Tasha, I remember your previous post. I think asking him to leave is the right decision. As for advice, is he also on the lease? Is there anywhere he (or you) could stay temporarily? How are you set financially? Could you afford to permanently move?

Finding closure will be difficult while he stays there. It's possible after so many years together he wants to keep things civilized, but it's also very possible that he's treating this as if it will go away and things can go back to "normal" if he acts as though nothing has happened.

Flowers
Closetbeanmuncher · 19/07/2019 21:49

Although this is painful now i promise you this will be the best decision you ever make in your life.

Personally i think droopy dave is hanging around in the hope that you whitewash over his behaviour and it can all go back to "normal"

You deserve so much better than a porn addicted letch who has nothing to offer, and im glad you realise that.

cokecola · 20/07/2019 05:17

Your best decision ever to leave. Be strong and whatever you do, don't take the looser back. Go over to Reddit, r/loveafterporn to see how bad your life will be if you stay, that should help you get through the next few months.

Ignore him and his coldness. He's a waste of space choosing wanking to women that probably wouldn't touch him with a barge pole irl, to a real woman.

It's his loss.Thanks

Harriedharriet · 20/07/2019 05:26

Set a date. Less than the time he asked for. If he has not saved etc - his problem not yours. Be firm though. Goodluck.

FuriousVexation · 20/07/2019 06:23

I am not sure of the law around accommodation in Ireland but in the UK, if he's not on the tenancy then you can give him 48hrs notice to leave. I'd seek legal advice to get him out asap. He probably thinks in the space of 3 months he can wear you down again.

RLEOM · 20/07/2019 10:14

What @cokecola said. And whatever you do, don't change your mind, because he's never going to change, especially after 10 years.
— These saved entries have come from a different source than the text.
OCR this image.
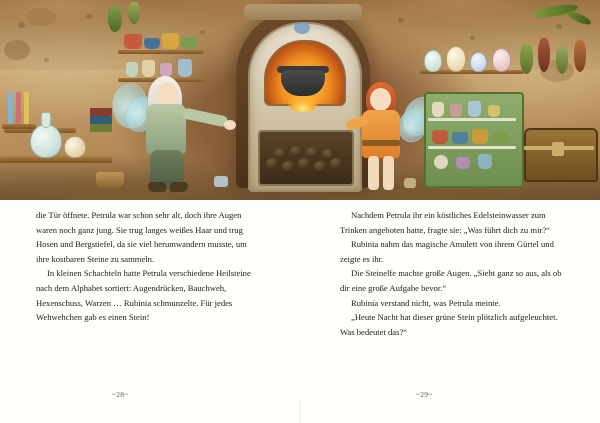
die Tür öffnete. Petrula war schon sehr alt, doch ihre Augen waren noch ganz jung. Sie trug langes weißes Haar und trug Hosen und Bergstiefel, da sie viel herumwandern musste, um ihre kostbaren Steine zu sammeln.

In kleinen Schachteln hatte Petrula verschiedene Heilsteine nach dem Alphabet sortiert: Augendrücken, Bauchweh, Hexenschuss, Warzen … Rubinia schmunzelte. Für jedes Wehwehchen gab es einen Stein!

Nachdem Petrula ihr ein köstliches Edelsteinwasser zum Trinken angeboten hatte, fragte sie: „Was führt dich zu mir?“

Rubinia nahm das magische Amulett von ihrem Gürtel und zeigte es ihr.

Die Steinelfe machte große Augen. „Sieht ganz so aus, als ob dir eine große Aufgabe bevor.“

Rubinia verstand nicht, was Petrula meinte.

„Heute Nacht hat dieser grüne Stein plötzlich aufgeleuchtet. Was bedeutet das?“

~28~	~29~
TeaForTheWin · 20/07/2019 11:01

I'm assuming people mentioned the word Narcissist in your last post. Because he is definitely displaying cluster b personality traits of some sort.
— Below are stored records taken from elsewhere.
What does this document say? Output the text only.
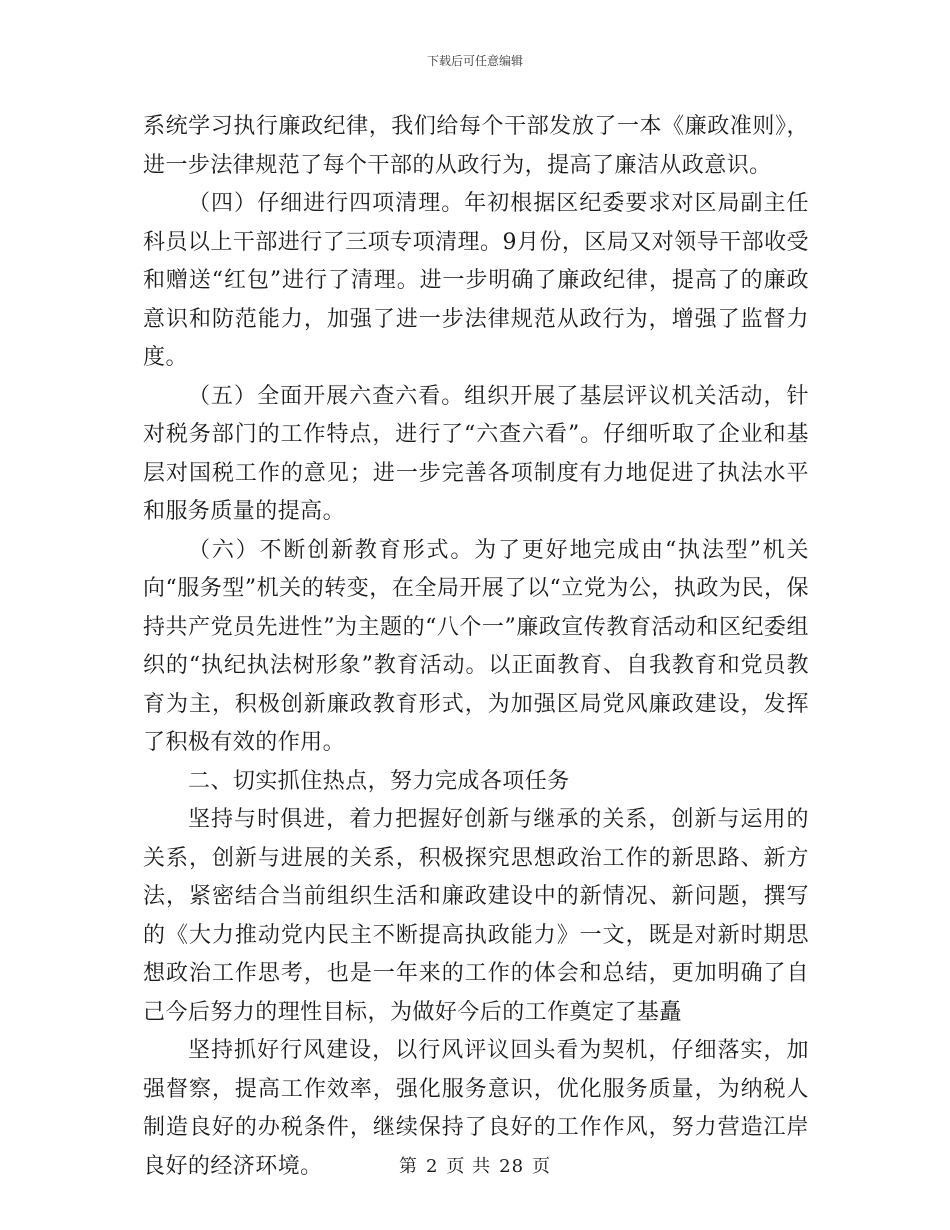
下载后可任意编辑

系统学习执行廉政纪律，我们给每个干部发放了一本《廉政准则》，进一步法律规范了每个干部的从政行为，提高了廉洁从政意识。

（四）仔细进行四项清理。年初根据区纪委要求对区局副主任科员以上干部进行了三项专项清理。9月份，区局又对领导干部收受和赠送“红包”进行了清理。进一步明确了廉政纪律，提高了的廉政意识和防范能力，加强了进一步法律规范从政行为，增强了监督力度。

（五）全面开展六查六看。组织开展了基层评议机关活动，针对税务部门的工作特点，进行了“六查六看”。仔细听取了企业和基层对国税工作的意见；进一步完善各项制度有力地促进了执法水平和服务质量的提高。

（六）不断创新教育形式。为了更好地完成由“执法型”机关向“服务型”机关的转变，在全局开展了以“立党为公，执政为民，保持共产党员先进性”为主题的“八个一”廉政宣传教育活动和区纪委组织的“执纪执法树形象”教育活动。以正面教育、自我教育和党员教育为主，积极创新廉政教育形式，为加强区局党风廉政建设，发挥了积极有效的作用。

二、切实抓住热点，努力完成各项任务

坚持与时俱进，着力把握好创新与继承的关系，创新与运用的关系，创新与进展的关系，积极探究思想政治工作的新思路、新方法，紧密结合当前组织生活和廉政建设中的新情况、新问题，撰写的《大力推动党内民主不断提高执政能力》一文，既是对新时期思想政治工作思考，也是一年来的工作的体会和总结，更加明确了自己今后努力的理性目标，为做好今后的工作奠定了基矗

坚持抓好行风建设，以行风评议回头看为契机，仔细落实，加强督察，提高工作效率，强化服务意识，优化服务质量，为纳税人制造良好的办税条件，继续保持了良好的工作作风，努力营造江岸良好的经济环境。	第 2 页 共 28 页
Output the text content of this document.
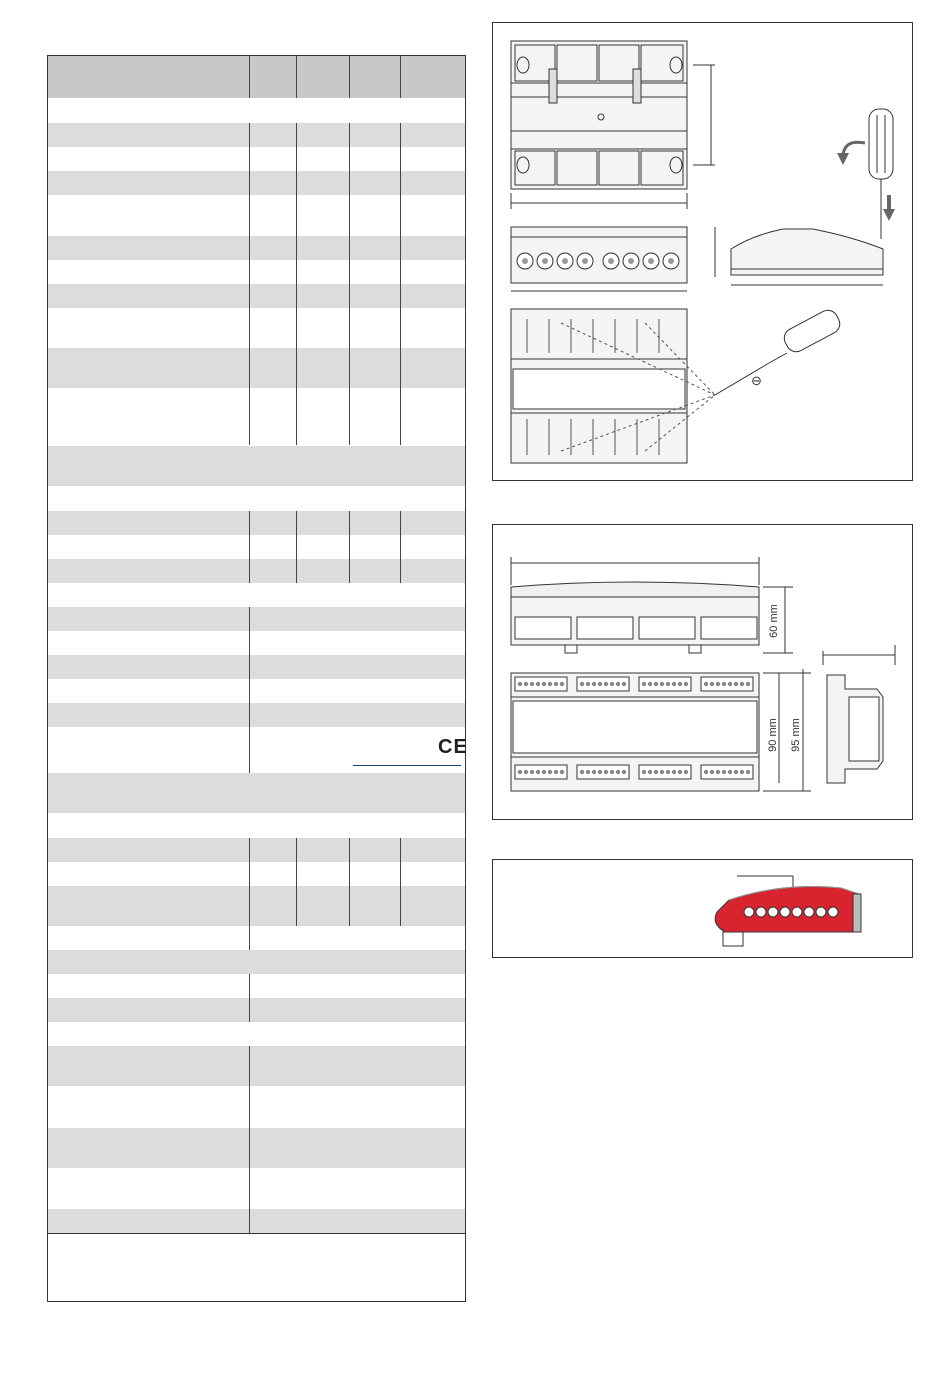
CE
⊖
60 mm
90 mm 95 mm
No empathy for a hurt partner - is not normal.
Gaslingting too, is not something a normal human does, it is the domain of the disordered.

They can also act as if nothing is going on when your world is crashing down. And often we can't understand how anyone could be like that, especially when they are our partner and supposed to care about us. Here's the thing - they don't care about us. It is that simple. They view YOU in the same way he views those Instagram images, only there for his needs: feelings irrelevant, needs irrelevant, marriage irrelevant (And how dare you, a 2d image, call him out on his behaviour or desires, HA! ) They do not ever admit mistakes and it'll be a cold day in hell before he apologises for hurting you.

His problem goes far deeper than a porn addiction. He is empty inside and all he will ever do, is take.

You mentioned his smile turns your stomach. I assume this is just part of the 'he doesn't seem phased' thing but, just incase, google 'narcissistic smirk'. I've seen a few of 'them' do that and it is stomach churning because it shows you exactly what they feel about you - contempt.

Please get away, fast. If your name isn't on the lease then go now, if it is then maybe you could phone the people on it to see f they would take you off it. You cannot take him at his word, he is a liar and he will likely get 3 months down the line and tell you he isn't moving. Start making plans to move yourself.

TeaForTheWin · 20/07/2019 11:02

Oh and ps: never call him a narcissist, he WILL turn it round on you. It's rule 101 when dealing with his kind.